In response to this defeat, in July 1775 the British sent two armed sloops, HMS Diligence and HMS Tatamagouche from Halifax to intercept the American attackers. However, O'Brien and his fellow captain, Benjamin Foster, captured both vessels in Unity and Portland Packet (aka the Falmouth Packet) in the Bay of Fundy.

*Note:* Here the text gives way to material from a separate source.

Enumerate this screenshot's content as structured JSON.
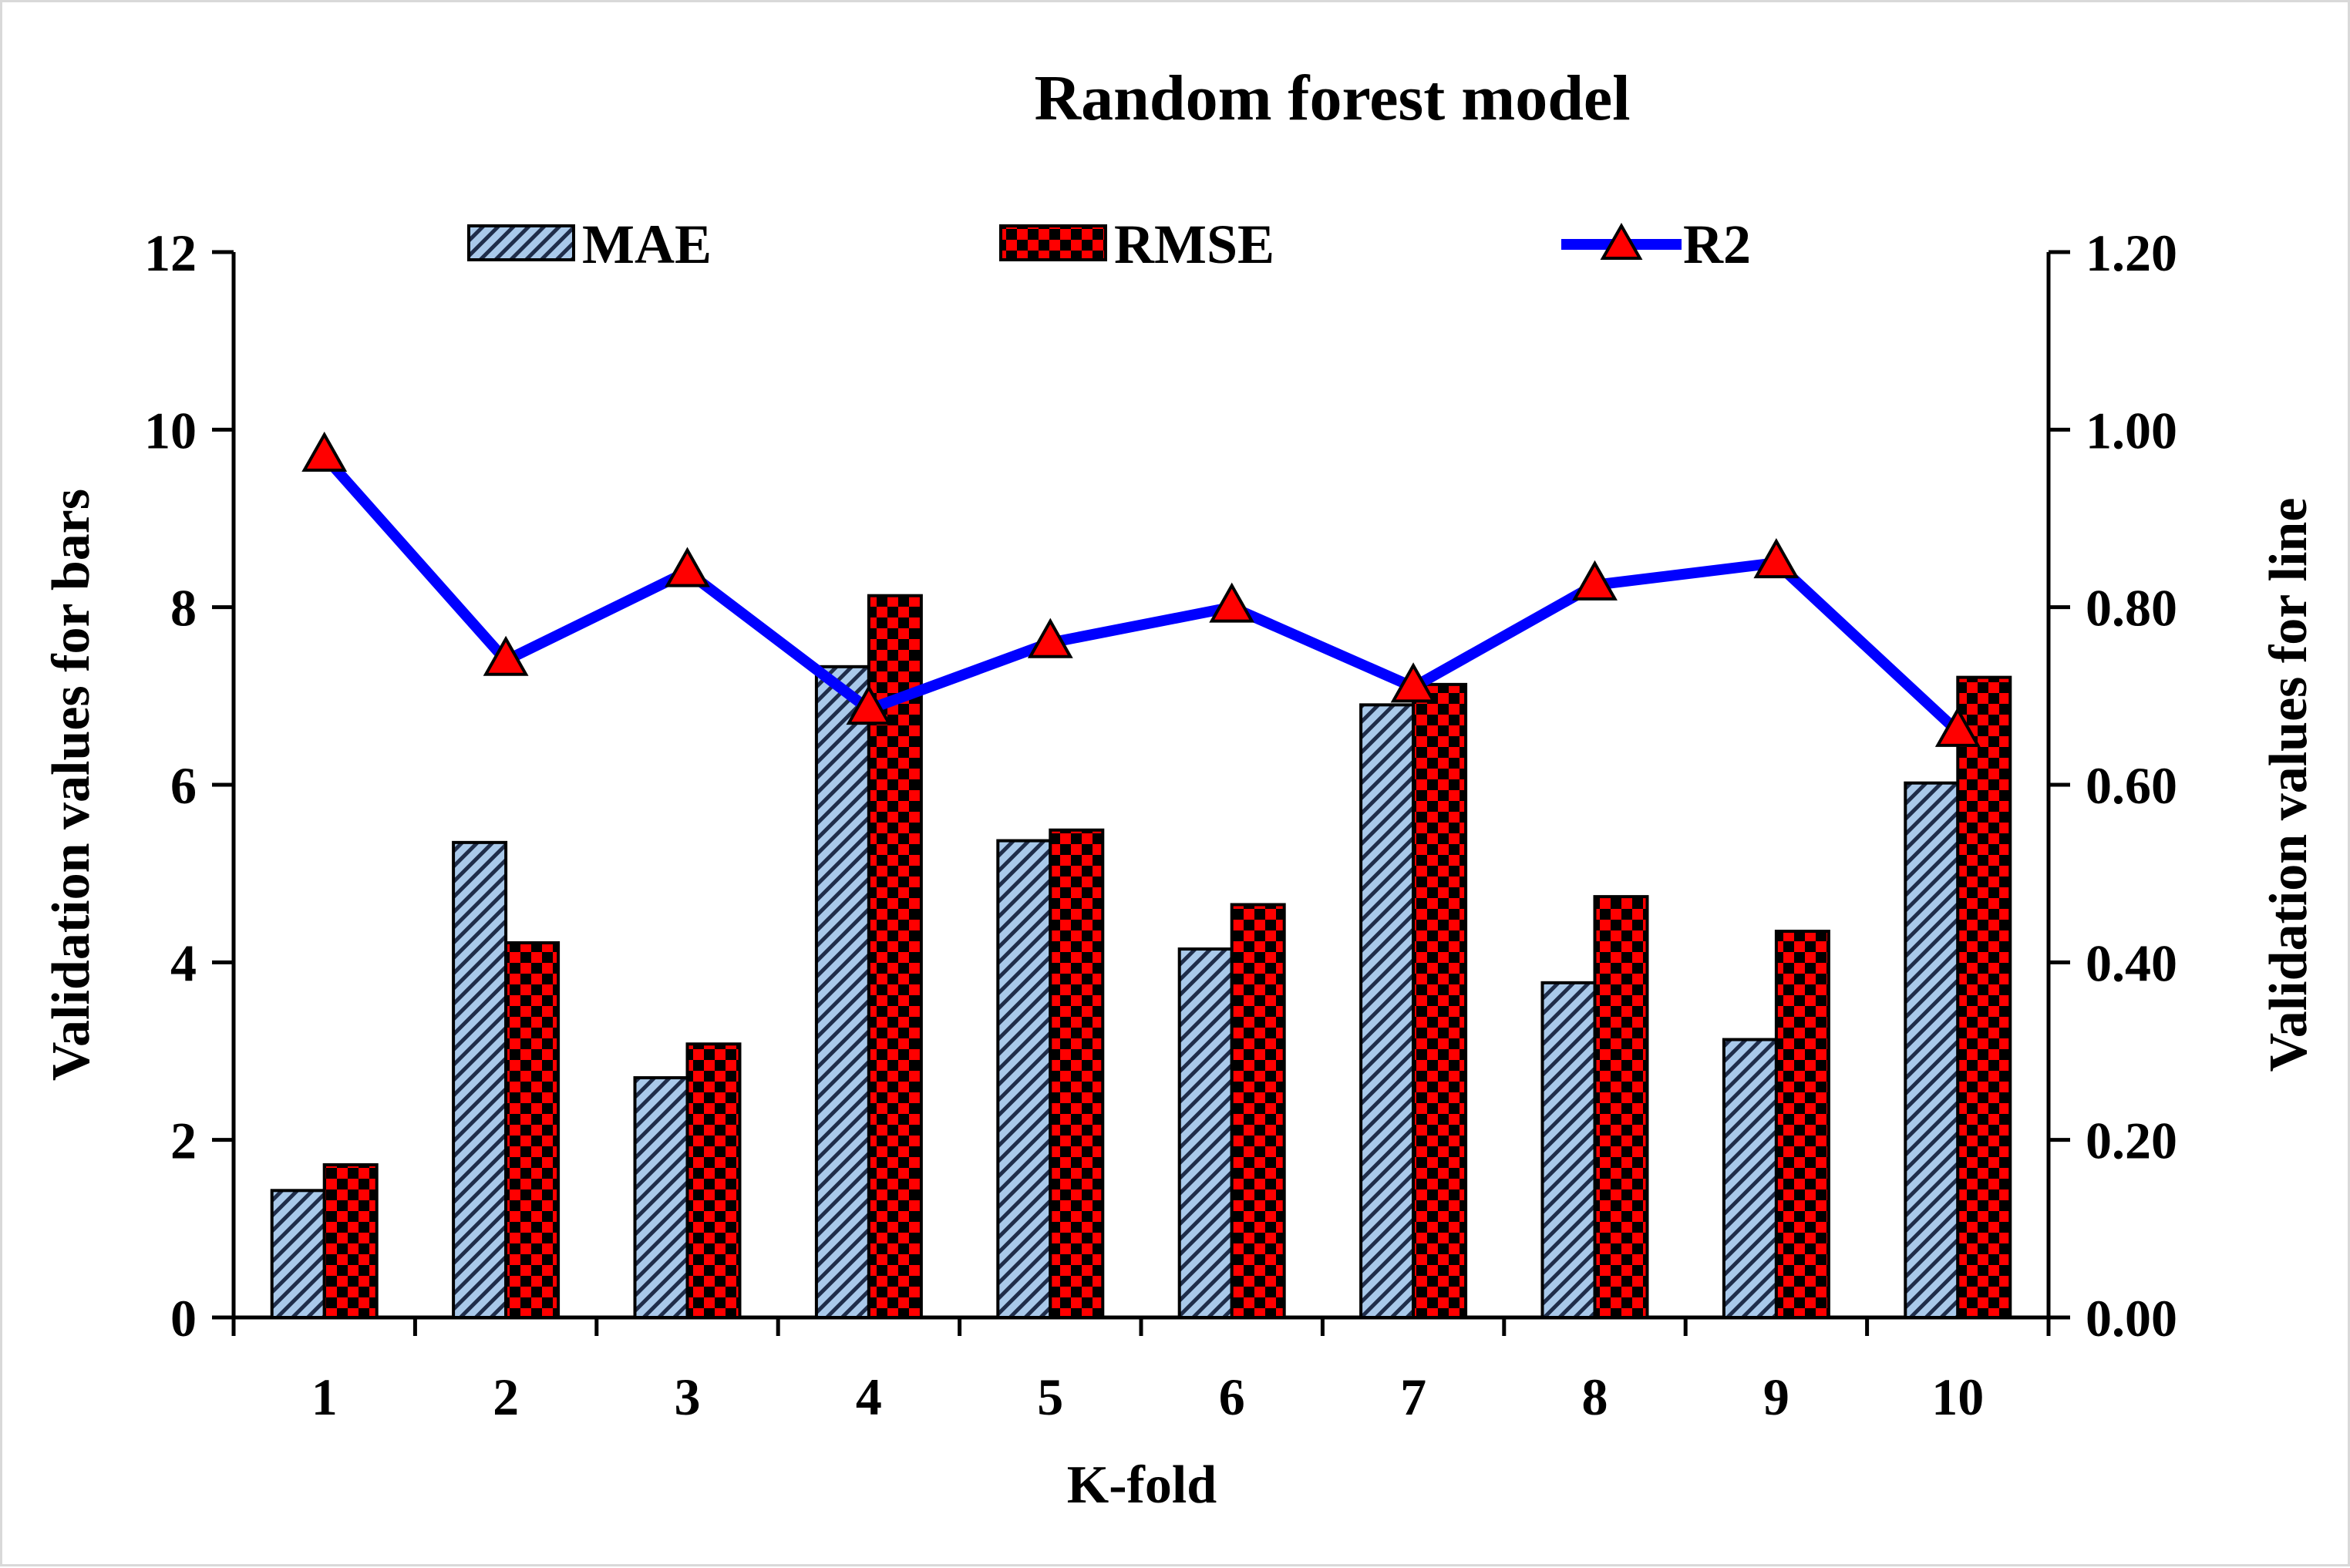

In August, the Machias Committee of Safety sent Captain Stephen Smith to capture the brig Loyal Briton at St. John, which was loading cattle and other supplies intended for the British army at Boston.

==Battle==

On 27 August 1775, Captain Stephen Smith, in a 4-gun American privateer from Machias, along with 40 militia men raided Saint John and burned Fort Frederick and took the brig Loyal Briton under the command of Captain Frederick Sterling. The brig had 120 tonnes of sheep and oxen for the British forces in Boston. Sterling also took a corporal and two privates, with two women and five children prisoner. John Anderson Esq. was also on board the brig. The brigantine was owned by John Sempill (Semple) and the navigator was David Ross, who both escaped. The prisoners were released at Boston and sent back to Saint John.

==Aftermath==
Captain Edward Le Cras of HMS Somerset and HMS Tartar proceeded immediately to Annapolis Royal to protect the town on the southeast shore of the Bay of Fundy. The Governor requested two sloops-of-war to patrol the Bay of Fundy. Admiral Samuel Graves assigned Captain William Duddingston of HMS Senegal to the task. Graves also sent Le Cras to protect Halifax for the winter. Governor Legge of Nova Scotia also called up militias from across the colony to be stood up.

In retaliation for the raid on Saint John, the British executed the burning of Falmouth, modern day Portland, Maine. American privateers remained a threat to Nova Scotian ports for the rest of the war.